Nous avons été inaugurés il y a seulement un an et demi. L'Institut Haliva d'Alumim,
Nous avons été inaugurés il y a seulement un an et demi. Institut laitier Alumim,

« A 06h30, le raid a commencé », se souvient Freiman. « Nous avons assistĂ© Ă  l’entrĂ©e d’une vingtaine de terroristes venant de plusieurs endroits diffĂ©rents, mais heureusement, l’intrusion a Ă©tĂ© immĂ©diatement dĂ©tectĂ©e par l’escouade en attente, qui a menĂ© une bataille hĂ©roĂŻque contre les terroristes. La force a repoussĂ© leur entrĂ©e dans la zone rĂ©sidentielle, mais ils ont fait sortir toute leur colère et leur frustration d’avoir Ă©tĂ© arrĂŞtĂ©s sur la zone agricole, tout en se concentrant sur le complexe des granges.

« Au moins dix terroristes se sont rassemblĂ©s autour de la nouvelle salle de traite et ont tirĂ© un missile RPG sur les rĂ©sidences des travailleurs thaĂŻlandais qui se trouvent Ă  proximitĂ©. Ce sont plus de 30 travailleurs qui y vivaient – pas seulement ceux qui travaillent dans la laiterie. Certains ont Ă©tĂ© tuĂ©s pendant leur sommeil, d’autres ont fui vers les installations techniques qui se trouvent sur place, mais les terroristes y sont entrĂ©s et ont massacrĂ© 19 ouvriers en un instant, et ont emmenĂ© huit prisonniers avec eux. Très peu en sont sortis indemnes. »

Les terroristes, qui dans leur cruautĂ© cherchaient Ă  causer le plus de destruction possible, ont incendiĂ© les deux structures, ont complètement brĂ»lĂ© tout le fourrage destinĂ© aux vaches pour l’annĂ©e Ă  venir, et ont incendiĂ© le Shufal et la machine agricole qui prĂ©pare et trie la nourriture pour les vaches. Ils ont percĂ© les tanks Ă  lait, incendiĂ© toute la zone logistique de l’Ă©table, y compris la zone des bureaux, et dĂ©truit tout le système Ă©lectrique de l’institut de traite. Heureusement, la structure en fer de l’institut est restĂ©e intacte, de sorte que les travailleurs restants ont pu utiliser les lieux en quatre jours.

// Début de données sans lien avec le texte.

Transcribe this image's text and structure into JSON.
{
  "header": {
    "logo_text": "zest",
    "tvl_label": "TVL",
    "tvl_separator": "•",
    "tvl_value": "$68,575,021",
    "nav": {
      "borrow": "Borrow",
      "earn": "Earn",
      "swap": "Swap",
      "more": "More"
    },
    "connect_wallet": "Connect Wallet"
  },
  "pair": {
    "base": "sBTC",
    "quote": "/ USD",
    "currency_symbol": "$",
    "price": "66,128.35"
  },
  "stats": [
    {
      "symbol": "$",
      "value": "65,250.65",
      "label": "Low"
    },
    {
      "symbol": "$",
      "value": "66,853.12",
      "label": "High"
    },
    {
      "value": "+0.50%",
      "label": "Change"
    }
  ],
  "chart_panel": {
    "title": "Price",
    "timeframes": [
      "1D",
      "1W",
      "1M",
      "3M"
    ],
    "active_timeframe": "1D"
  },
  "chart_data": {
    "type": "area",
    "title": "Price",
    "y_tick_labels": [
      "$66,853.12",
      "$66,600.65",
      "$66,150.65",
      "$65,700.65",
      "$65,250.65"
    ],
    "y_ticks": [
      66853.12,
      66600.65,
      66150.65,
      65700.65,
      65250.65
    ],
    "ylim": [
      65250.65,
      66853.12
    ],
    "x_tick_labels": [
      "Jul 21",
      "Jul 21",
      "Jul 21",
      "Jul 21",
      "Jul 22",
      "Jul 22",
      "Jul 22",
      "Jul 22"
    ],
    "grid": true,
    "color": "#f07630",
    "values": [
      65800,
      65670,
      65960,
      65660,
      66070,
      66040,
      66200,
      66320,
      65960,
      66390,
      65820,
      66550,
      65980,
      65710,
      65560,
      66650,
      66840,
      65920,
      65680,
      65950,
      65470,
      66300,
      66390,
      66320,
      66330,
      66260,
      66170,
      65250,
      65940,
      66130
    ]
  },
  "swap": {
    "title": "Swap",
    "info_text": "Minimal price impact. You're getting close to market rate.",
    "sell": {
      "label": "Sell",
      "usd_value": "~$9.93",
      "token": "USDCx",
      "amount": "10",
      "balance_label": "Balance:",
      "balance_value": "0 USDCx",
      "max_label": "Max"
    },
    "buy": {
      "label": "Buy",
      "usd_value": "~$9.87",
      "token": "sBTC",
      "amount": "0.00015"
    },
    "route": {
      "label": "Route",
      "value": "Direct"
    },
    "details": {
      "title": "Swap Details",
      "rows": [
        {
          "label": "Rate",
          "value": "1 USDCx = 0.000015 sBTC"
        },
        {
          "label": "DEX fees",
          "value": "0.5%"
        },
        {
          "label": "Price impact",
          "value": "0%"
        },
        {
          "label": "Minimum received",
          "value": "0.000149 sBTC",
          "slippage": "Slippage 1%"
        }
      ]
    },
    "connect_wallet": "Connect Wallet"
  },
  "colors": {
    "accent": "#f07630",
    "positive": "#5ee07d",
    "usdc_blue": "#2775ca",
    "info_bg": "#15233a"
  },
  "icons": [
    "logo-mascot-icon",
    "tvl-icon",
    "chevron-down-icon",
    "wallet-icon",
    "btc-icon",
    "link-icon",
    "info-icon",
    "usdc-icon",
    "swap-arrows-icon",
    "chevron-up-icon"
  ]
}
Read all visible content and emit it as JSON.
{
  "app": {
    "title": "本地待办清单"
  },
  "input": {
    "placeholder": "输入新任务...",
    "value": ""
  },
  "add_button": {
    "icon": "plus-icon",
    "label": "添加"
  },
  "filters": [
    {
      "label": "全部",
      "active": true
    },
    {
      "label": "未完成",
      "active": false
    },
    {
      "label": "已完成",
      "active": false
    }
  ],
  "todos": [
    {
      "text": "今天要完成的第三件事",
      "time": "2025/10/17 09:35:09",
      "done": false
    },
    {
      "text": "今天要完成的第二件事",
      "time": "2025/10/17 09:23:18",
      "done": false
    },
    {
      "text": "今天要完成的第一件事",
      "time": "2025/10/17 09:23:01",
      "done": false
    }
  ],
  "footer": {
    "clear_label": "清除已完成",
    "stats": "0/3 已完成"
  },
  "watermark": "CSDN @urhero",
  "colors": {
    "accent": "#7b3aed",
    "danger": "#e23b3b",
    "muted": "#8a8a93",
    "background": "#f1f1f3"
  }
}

Ils n'avaient aucune chance. les résidences des salariés,
Ils n’avaient aucune chance de vivre pour les travailleurs

Freiman a entendu parler du terrible Ă©vĂ©nement survenu dans la grange alors qu’il Ă©tait avec sa famille Ă  mamad pendant 30 heures. « J’ai continuĂ© Ă  recevoir des informations sur la fumĂ©e provenant de la grange. Un des ouvriers thaĂŻlandais m’a parlĂ© et m’a dit ‘Aza, Ă  l’intĂ©rieur, c’est un gros bordel, le propriĂ©taire de la maison, sauve-moi’. J’ai aussi reçu des photos de la botte de foin en feu, de l’institut en feu, d’un pogrom. J’ai dit Ă  ma femme que j’avais peur de penser Ă  ce que je verrais une fois lĂ -bas. Ce n’est que dimanche après-midi, alors qu’Alumim avait dĂ©jĂ  Ă©tĂ© complètement Ă©vacuĂ©, que j’ai dĂ©cidĂ© de rester au kibboutz et d’aller constater les dĂ©gâts. »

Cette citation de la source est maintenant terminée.